Sequencing was performed using genomic DNA (gDNA) from the tumor tissues and matched blood samples using a QIAamp DNA Blood kit (QIAGEN). For generation of standard exome capture libraries, we used the Agilent SureSelect Target Enrichment protocol for an Illumina paired-end sequencing library together with 1 μg of inputted gDNA. In all cases, the SureSelect Human All Exon V6 probe set was used. We assessed the quantity and quality of DNA by PicoGreen and agarose gel electrophoresis. We diluted 1 μg of gDNA in EB buffer and sheared it to a target peak size of 150 to 200 bp using the Covaris LE220 focused ultrasonicator (Covaris Inc.) according to the manufacturer's recommendations. The fragmented DNA was repaired, and “A” was ligated to the 3′-end. Then, we ligated the fragments with Agilent adapters and amplified them using PCR. The prepared libraries were quantified using the TapeStation DNA ScreenTape D1000 (Agilent).

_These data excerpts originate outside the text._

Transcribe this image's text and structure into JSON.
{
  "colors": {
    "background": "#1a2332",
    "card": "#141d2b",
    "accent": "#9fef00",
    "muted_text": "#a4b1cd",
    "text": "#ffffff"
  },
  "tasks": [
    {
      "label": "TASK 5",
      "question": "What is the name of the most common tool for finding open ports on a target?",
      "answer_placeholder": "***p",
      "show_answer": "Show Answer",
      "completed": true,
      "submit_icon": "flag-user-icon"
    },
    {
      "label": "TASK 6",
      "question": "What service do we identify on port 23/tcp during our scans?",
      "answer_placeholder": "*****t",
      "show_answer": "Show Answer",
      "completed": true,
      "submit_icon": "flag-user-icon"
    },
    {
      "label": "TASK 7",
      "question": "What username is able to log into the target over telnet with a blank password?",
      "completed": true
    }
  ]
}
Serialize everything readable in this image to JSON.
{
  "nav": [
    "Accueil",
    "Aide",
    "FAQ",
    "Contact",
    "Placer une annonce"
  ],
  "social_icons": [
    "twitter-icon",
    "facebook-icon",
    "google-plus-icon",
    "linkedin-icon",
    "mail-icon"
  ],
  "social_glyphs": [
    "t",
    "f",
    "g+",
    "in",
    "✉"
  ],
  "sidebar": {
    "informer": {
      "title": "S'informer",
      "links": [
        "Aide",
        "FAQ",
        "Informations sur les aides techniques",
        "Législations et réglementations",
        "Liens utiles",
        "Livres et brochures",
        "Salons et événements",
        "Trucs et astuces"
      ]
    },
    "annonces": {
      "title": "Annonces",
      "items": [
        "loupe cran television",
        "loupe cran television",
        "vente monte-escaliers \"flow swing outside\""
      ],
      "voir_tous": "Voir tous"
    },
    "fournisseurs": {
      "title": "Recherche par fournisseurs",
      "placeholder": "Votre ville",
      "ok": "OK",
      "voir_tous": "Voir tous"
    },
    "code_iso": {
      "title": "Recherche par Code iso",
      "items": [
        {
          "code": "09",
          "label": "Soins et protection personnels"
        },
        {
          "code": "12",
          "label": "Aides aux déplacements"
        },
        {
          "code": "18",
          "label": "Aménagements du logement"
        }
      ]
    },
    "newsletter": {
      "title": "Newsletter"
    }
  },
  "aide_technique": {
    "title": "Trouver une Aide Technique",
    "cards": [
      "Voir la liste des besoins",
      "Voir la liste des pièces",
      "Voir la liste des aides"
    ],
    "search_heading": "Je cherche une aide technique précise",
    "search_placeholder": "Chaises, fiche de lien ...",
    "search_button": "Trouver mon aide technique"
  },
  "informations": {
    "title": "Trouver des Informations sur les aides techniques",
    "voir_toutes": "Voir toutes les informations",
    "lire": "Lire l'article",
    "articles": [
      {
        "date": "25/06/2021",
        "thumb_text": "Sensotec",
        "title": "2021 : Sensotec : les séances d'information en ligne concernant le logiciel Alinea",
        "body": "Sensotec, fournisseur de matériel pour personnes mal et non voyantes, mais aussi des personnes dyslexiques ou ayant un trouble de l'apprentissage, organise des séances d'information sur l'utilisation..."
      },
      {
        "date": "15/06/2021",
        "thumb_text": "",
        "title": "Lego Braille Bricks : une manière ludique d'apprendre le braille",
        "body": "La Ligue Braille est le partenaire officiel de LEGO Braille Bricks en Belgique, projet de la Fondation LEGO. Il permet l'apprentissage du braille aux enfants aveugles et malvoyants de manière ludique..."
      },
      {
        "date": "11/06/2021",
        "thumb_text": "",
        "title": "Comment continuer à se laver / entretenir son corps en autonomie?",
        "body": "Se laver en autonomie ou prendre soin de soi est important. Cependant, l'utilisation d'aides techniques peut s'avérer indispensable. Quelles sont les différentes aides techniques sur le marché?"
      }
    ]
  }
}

For exome capture, 250 ng of DNA library was mixed with hybridization buffer, blocking mixes, RNase block, and 5 μg of SureSelect all exon capture library, according to the standard Agilent SureSelect Target Enrichment protocol. Hybridization to the capture baits was conducted at 65°C using a heated thermal cycler lid option at 105°C for 24 hours on the PCR machine. The captured DNA was washed and amplified. The final purified product was quantified by qPCR according to the qPCR Quantification Protocol Guide (KAPA Library Quantification kits for Illumina Sequencing platforms) and qualified using the TapeStation DNA ScreenTape D1000 (Agilent). Samples were multiplexed, and flow-cell clusters were created using the TruSeq Rapid Cluster kit and the TruSeq Rapid SBS kit (Illumina). Indexed libraries were submitted to an Illumina HiSeq2500 (Illumina), and paired-end (2 × 100 bp) sequencing was performed.

scRNA-seq

For single-cell preparation, tumor tissue was dissociated with the gentleMACS Dissociator and Tumor Infiltrating Lymphocyte Kit (Miltenyi Biotec) according to the manufacturer's protocol. The cells were then cryopreserved in liquid nitrogen until use. All samples showed a viability of around 90% on average after thawing. scRNA-seq libraries were generated using the Chromium Single Cell 3 Library & Gel Bead Kit v3 (10 × Genomics) following the manufacturer's instructions. Briefly, the Chromium instrument was used to separate single cells into gel bead emulsions that facilitated the addition of cell-specific barcodes to all cDNAs generated during oligo-dT–primed reverse transcription. As a result, a cell barcoding sequence and Unique Molecular Identifier were added to each cDNA molecule. Libraries were constructed and sequenced at a depth of approximately 50,000 reads per cell using the HiSeq2500 platform (Illumina).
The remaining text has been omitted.